Lá dentro do mercado, há novas funcionalidades, mais bancas, e lojas que esperam por novos comerciantes, dado que apenas cincos exercem atividade neste momento. Estão de forma provisória numa tenda uns metros mais à frente num estacionamento público na Rua Triana. Face ao investimento no espaço, Tiago Pedro espera que a Câmara de Alenquer consiga atrair novos comerciantes para o espaço que necessitava de obras há décadas e face ao estado a que chegou já não era atrativo nem para os vendedores nem para os clientes. No total o novo mercado terá 11 lojas mais as bancas centrais para frescos. Contará ainda com um pequeno espaço para esplanada interior.

O mercado está agora mais convidativo. Foram criadas lojas em todo o redor com montras para a rua. No espaço exterior haverá lugar para uma esplanada no local onde antes se assistia ao estacionamento caótico de viaturas. O autarca dá conta que o parqueamento automóvel está assegurado para cargas e descargas no futuro, bem como para quem deseje ir às compras ao mercado, que vai passar a funcionar dentro de um horário mais em conformidade com aquilo que é o estilo de vida atual dos clientes. O futuro parque de estacionamento da Chemina, do lado de lá do rio, não será uma realidade para já, embora estivesse previsto no Plano Estratégico de Desenvolvimento Urbano (PEDU), mas Tiago Pedro espera que possa também cumprir, depois de pronto, com a função de servir quem se desloque ao mercado.
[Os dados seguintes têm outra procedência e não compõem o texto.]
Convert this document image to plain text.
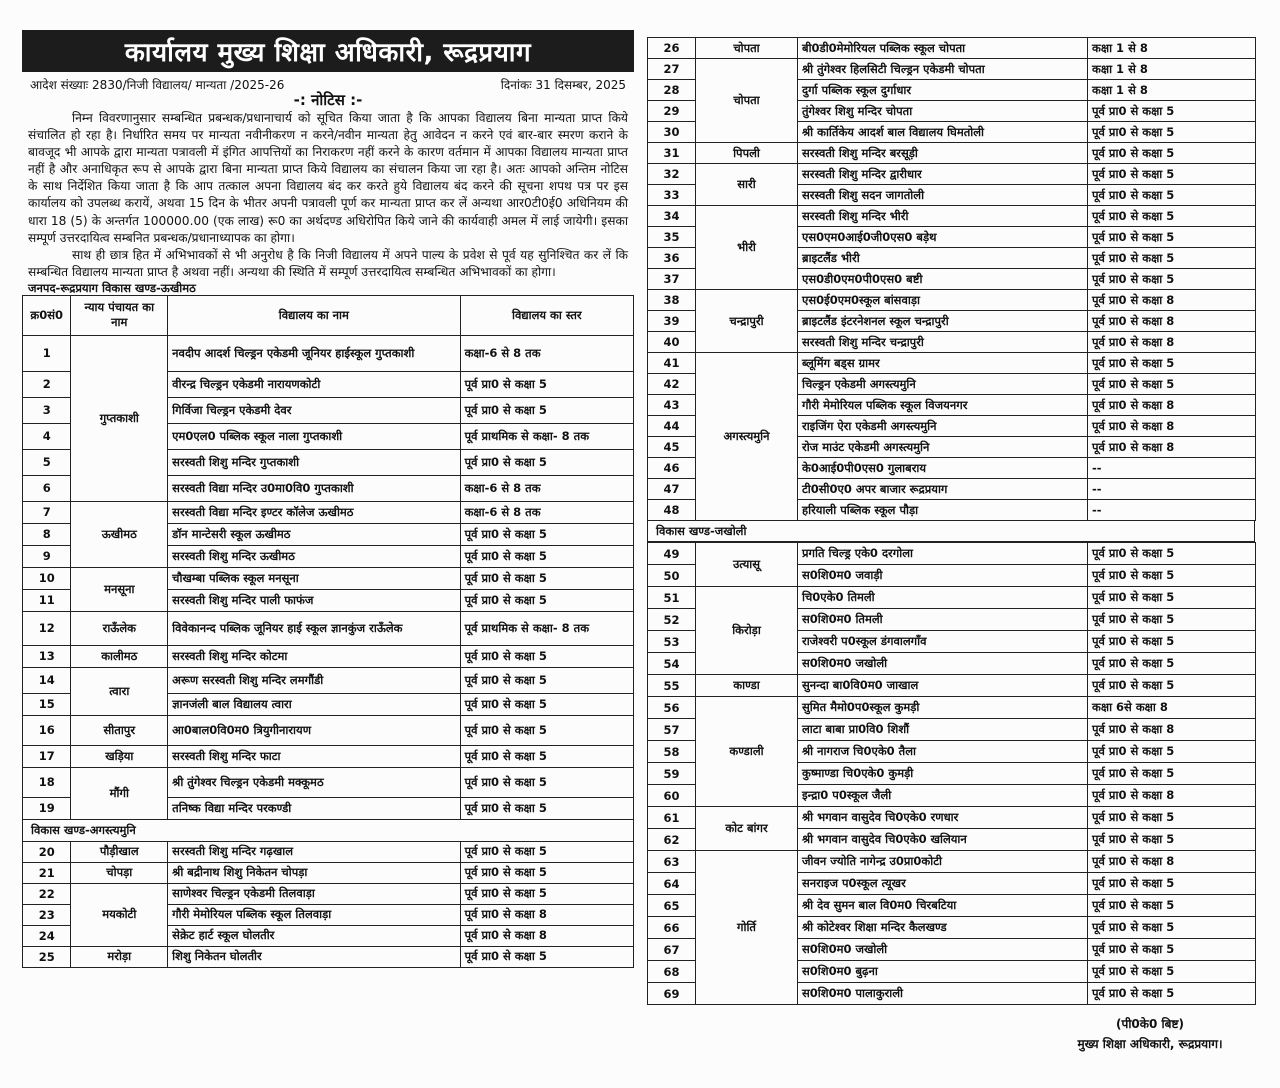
कार्यालय मुख्य शिक्षा अधिकारी, रूद्रप्रयाग
आदेश संख्याः 2830/निजी विद्यालय/ मान्यता /2025-26	दिनांकः 31 दिसम्बर, 2025
-: नोटिस :-

निम्न विवरणानुसार सम्बन्धित प्रबन्धक/प्रधानाचार्य को सूचित किया जाता है कि आपका विद्यालय बिना मान्यता प्राप्त किये संचालित हो रहा है। निर्धारित समय पर मान्यता नवीनीकरण न करने/नवीन मान्यता हेतु आवेदन न करने एवं बार-बार स्मरण कराने के बावजूद भी आपके द्वारा मान्यता पत्रावली में इंगित आपत्तियों का निराकरण नहीं करने के कारण वर्तमान में आपका विद्यालय मान्यता प्राप्त नहीं है और अनाधिकृत रूप से आपके द्वारा बिना मान्यता प्राप्त किये विद्यालय का संचालन किया जा रहा है। अतः आपको अन्तिम नोटिस के साथ निर्देशित किया जाता है कि आप तत्काल अपना विद्यालय बंद कर करते हुये विद्यालय बंद करने की सूचना शपथ पत्र पर इस कार्यालय को उपलब्ध करायें, अथवा 15 दिन के भीतर अपनी पत्रावली पूर्ण कर मान्यता प्राप्त कर लें अन्यथा आर0टी0ई0 अधिनियम की धारा 18 (5) के अन्तर्गत 100000.00 (एक लाख) रू0 का अर्थदण्ड अधिरोपित किये जाने की कार्यवाही अमल में लाई जायेगी। इसका सम्पूर्ण उत्तरदायित्व सम्बनित प्रबन्धक/प्रधानाध्यापक का होगा।

साथ ही छात्र हित में अभिभावकों से भी अनुरोध है कि निजी विद्यालय में अपने पाल्य के प्रवेश से पूर्व यह सुनिश्चित कर लें कि सम्बन्धित विद्यालय मान्यता प्राप्त है अथवा नहीं। अन्यथा की स्थिति में सम्पूर्ण उत्तरदायित्व सम्बन्धित अभिभावकों का होगा।

जनपद-रूद्रप्रयाग विकास खण्ड-ऊखीमठ
क्र0सं0	न्याय पंचायत का नाम	विद्यालय का नाम	विद्यालय का स्तर
1	गुप्तकाशी	नवदीप आदर्श चिल्ड्रन एकेडमी जूनियर हाईस्कूल गुप्तकाशी	कक्षा-6 से 8 तक
2		वीरन्द्र चिल्ड्रन एकेडमी नारायणकोटी	पूर्व प्रा0 से कक्षा 5
3		गिर्विजा चिल्ड्रन एकेडमी देवर	पूर्व प्रा0 से कक्षा 5
4		एम0एल0 पब्लिक स्कूल नाला गुप्तकाशी	पूर्व प्राथमिक से कक्षा- 8 तक
5		सरस्वती शिशु मन्दिर गुप्तकाशी	पूर्व प्रा0 से कक्षा 5
6		सरस्वती विद्या मन्दिर उ0मा0वि0 गुप्तकाशी	कक्षा-6 से 8 तक
7	ऊखीमठ	सरस्वती विद्या मन्दिर इण्टर कॉलेज ऊखीमठ	कक्षा-6 से 8 तक
8		डॉन मान्टेसरी स्कूल ऊखीमठ	पूर्व प्रा0 से कक्षा 5
9		सरस्वती शिशु मन्दिर ऊखीमठ	पूर्व प्रा0 से कक्षा 5
10	मनसूना	चौखम्बा पब्लिक स्कूल मनसूना	पूर्व प्रा0 से कक्षा 5
11		सरस्वती शिशु मन्दिर पाली फाफंज	पूर्व प्रा0 से कक्षा 5
12	राऊँलेक	विवेकानन्द पब्लिक जूनियर हाई स्कूल ज्ञानकुंज राऊँलेक	पूर्व प्राथमिक से कक्षा- 8 तक
13	कालीमठ	सरस्वती शिशु मन्दिर कोटमा	पूर्व प्रा0 से कक्षा 5
14	त्वारा	अरूण सरस्वती शिशु मन्दिर लमगौंडी	पूर्व प्रा0 से कक्षा 5
15		ज्ञानजंली बाल विद्यालय त्वारा	पूर्व प्रा0 से कक्षा 5
16	सीतापुर	आ0बाल0वि0म0 त्रियुगीनारायण	पूर्व प्रा0 से कक्षा 5
17	खड़िया	सरस्वती शिशु मन्दिर फाटा	पूर्व प्रा0 से कक्षा 5
18	मौंगी	श्री तुंगेश्वर चिल्ड्रन एकेडमी मक्कूमठ	पूर्व प्रा0 से कक्षा 5
19		तनिष्क विद्या मन्दिर परकण्डी	पूर्व प्रा0 से कक्षा 5
विकास खण्ड-अगस्त्यमुनि
20	पौड़ीखाल	सरस्वती शिशु मन्दिर गढ़खाल	पूर्व प्रा0 से कक्षा 5
21	चोपड़ा	श्री बद्रीनाथ शिशु निकेतन चोपड़ा	पूर्व प्रा0 से कक्षा 5
22	मयकोटी	साणेश्वर चिल्ड्रन एकेडमी तिलवाड़ा	पूर्व प्रा0 से कक्षा 5
23		गौरी मेमोरियल पब्लिक स्कूल तिलवाड़ा	पूर्व प्रा0 से कक्षा 8
24		सेक्रेट हार्ट स्कूल घोलतीर	पूर्व प्रा0 से कक्षा 8
25	मरोड़ा	शिशु निकेतन घोलतीर	पूर्व प्रा0 से कक्षा 5
26	चोपता	बी0डी0मेमोरियल पब्लिक स्कूल चोपता	कक्षा 1 से 8
27	चोपता	श्री तुंगेश्वर हिलसिटी चिल्ड्रन एकेडमी चोपता	कक्षा 1 से 8
28		दुर्गा पब्लिक स्कूल दुर्गाधार	कक्षा 1 से 8
29		तुंगेश्वर शिशु मन्दिर चोपता	पूर्व प्रा0 से कक्षा 5
30		श्री कार्तिकेय आदर्श बाल विद्यालय घिमतोली	पूर्व प्रा0 से कक्षा 5
31	पिपली	सरस्वती शिशु मन्दिर बरसूड़ी	पूर्व प्रा0 से कक्षा 5
32	सारी	सरस्वती शिशु मन्दिर द्वारीधार	पूर्व प्रा0 से कक्षा 5
33		सरस्वती शिशु सदन जागतोली	पूर्व प्रा0 से कक्षा 5
34	भीरी	सरस्वती शिशु मन्दिर भीरी	पूर्व प्रा0 से कक्षा 5
35		एस0एम0आई0जी0एस0 बड़ेथ	पूर्व प्रा0 से कक्षा 5
36		ब्राइटलैंड भीरी	पूर्व प्रा0 से कक्षा 5
37		एस0डी0एम0पी0एस0 बष्टी	पूर्व प्रा0 से कक्षा 5
38	चन्द्रापुरी	एस0ई0एम0स्कूल बांसवाड़ा	पूर्व प्रा0 से कक्षा 8
39		ब्राइटलैंड इंटरनेशनल स्कूल चन्द्रापुरी	पूर्व प्रा0 से कक्षा 8
40		सरस्वती शिशु मन्दिर चन्द्रापुरी	पूर्व प्रा0 से कक्षा 8
41	अगस्त्यमुनि	ब्लूमिंग बड्स ग्रामर	पूर्व प्रा0 से कक्षा 5
42		चिल्ड्रन एकेडमी अगस्त्यमुनि	पूर्व प्रा0 से कक्षा 5
43		गौरी मेमोरियल पब्लिक स्कूल विजयनगर	पूर्व प्रा0 से कक्षा 8
44		राइजिंग ऐरा एकेडमी अगस्त्यमुनि	पूर्व प्रा0 से कक्षा 8
45		रोज माउंट एकेडमी अगस्त्यमुनि	पूर्व प्रा0 से कक्षा 8
46		के0आई0पी0एस0 गुलाबराय	--
47		टी0सी0ए0 अपर बाजार रूद्रप्रयाग	--
48		हरियाली पब्लिक स्कूल पौड़ा	--
विकास खण्ड-जखोली
49	उत्यासू	प्रगति चिल्ड्र एके0 दरगोला	पूर्व प्रा0 से कक्षा 5
50		स0शि0म0 जवाड़ी	पूर्व प्रा0 से कक्षा 5
51	किरोड़ा	चि0एके0 तिमली	पूर्व प्रा0 से कक्षा 5
52		स0शि0म0 तिमली	पूर्व प्रा0 से कक्षा 5
53		राजेश्वरी प0स्कूल डंगवालगाँव	पूर्व प्रा0 से कक्षा 5
54		स0शि0म0 जखोली	पूर्व प्रा0 से कक्षा 5
55	काण्डा	सुनन्दा बा0वि0म0 जाखाल	पूर्व प्रा0 से कक्षा 5
56	कण्डाली	सुमित मैमो0प0स्कूल कुमड़ी	कक्षा 6से कक्षा 8
57		लाटा बाबा प्रा0वि0 शिशौं	पूर्व प्रा0 से कक्षा 8
58		श्री नागराज चि0एके0 तैला	पूर्व प्रा0 से कक्षा 5
59		कुष्माण्डा चि0एके0 कुमड़ी	पूर्व प्रा0 से कक्षा 5
60		इन्द्रा0 प0स्कूल जैली	पूर्व प्रा0 से कक्षा 8
61	कोट बांगर	श्री भगवान वासुदेव चि0एके0 रणधार	पूर्व प्रा0 से कक्षा 5
62		श्री भगवान वासुदेव चि0एके0 खलियान	पूर्व प्रा0 से कक्षा 5
63	गोर्ति	जीवन ज्योति नागेन्द्र उ0प्रा0कोटी	पूर्व प्रा0 से कक्षा 8
64		सनराइज प0स्कूल त्यूखर	पूर्व प्रा0 से कक्षा 5
65		श्री देव सुमन बाल वि0म0 चिरबटिया	पूर्व प्रा0 से कक्षा 5
66		श्री कोटेश्वर शिक्षा मन्दिर कैलखण्ड	पूर्व प्रा0 से कक्षा 5
67		स0शि0म0 जखोली	पूर्व प्रा0 से कक्षा 5
68		स0शि0म0 बुढ़ना	पूर्व प्रा0 से कक्षा 5
69		स0शि0म0 पालाकुराली	पूर्व प्रा0 से कक्षा 5
(पी0के0 बिष्ट)
मुख्य शिक्षा अधिकारी, रूद्रप्रयाग।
O mercado sofreu obras profundas “mas mantendo este perfume da sua traça de antigamente, de 1949, mas com novos materiais de construção”. Foi colocada uma cúpula em policarbonato transparente com filtro da luz direta.

Quando abrir as suas portas vai contar com as tradicionais áreas de fresco de fruta, legumes, peixe e carne, mas também com um café e uma churrasqueira. No futuro, o desejo é que se possam fixar “negócios como uma charcutaria ou uma garrafeira” ou ainda “alguém que possa vender vinho a copo, ou comida a peso, como frutos secos, dentro daquilo que são as novas tendências dos mercados de hoje”. O novo regulamento que está a ser preparado prevê a concessão através de hasta pública para os espaços vazios.

Inicialmente apenas os cinco comerciantes existentes vão inaugurar o espaço.
O investimento total nesta obra será de um milhão e 400 mil euros. Inicialmente estava prevista uma verba de 1 milhão e 79 mil euros. A Câmara previa inaugurar a obra ainda durante o primeiro semestre do ano passado numa fase inicial do arranque da empreitada. “Supostamente seria a obra com uma duração mais curta, mas será a última a ser inaugurada. Tivemos aqui a compreensão dos comerciantes que estão há mais de um ano numa tenda. Já combinámos fazer uma pequena festa aquando da inauguração”, salienta.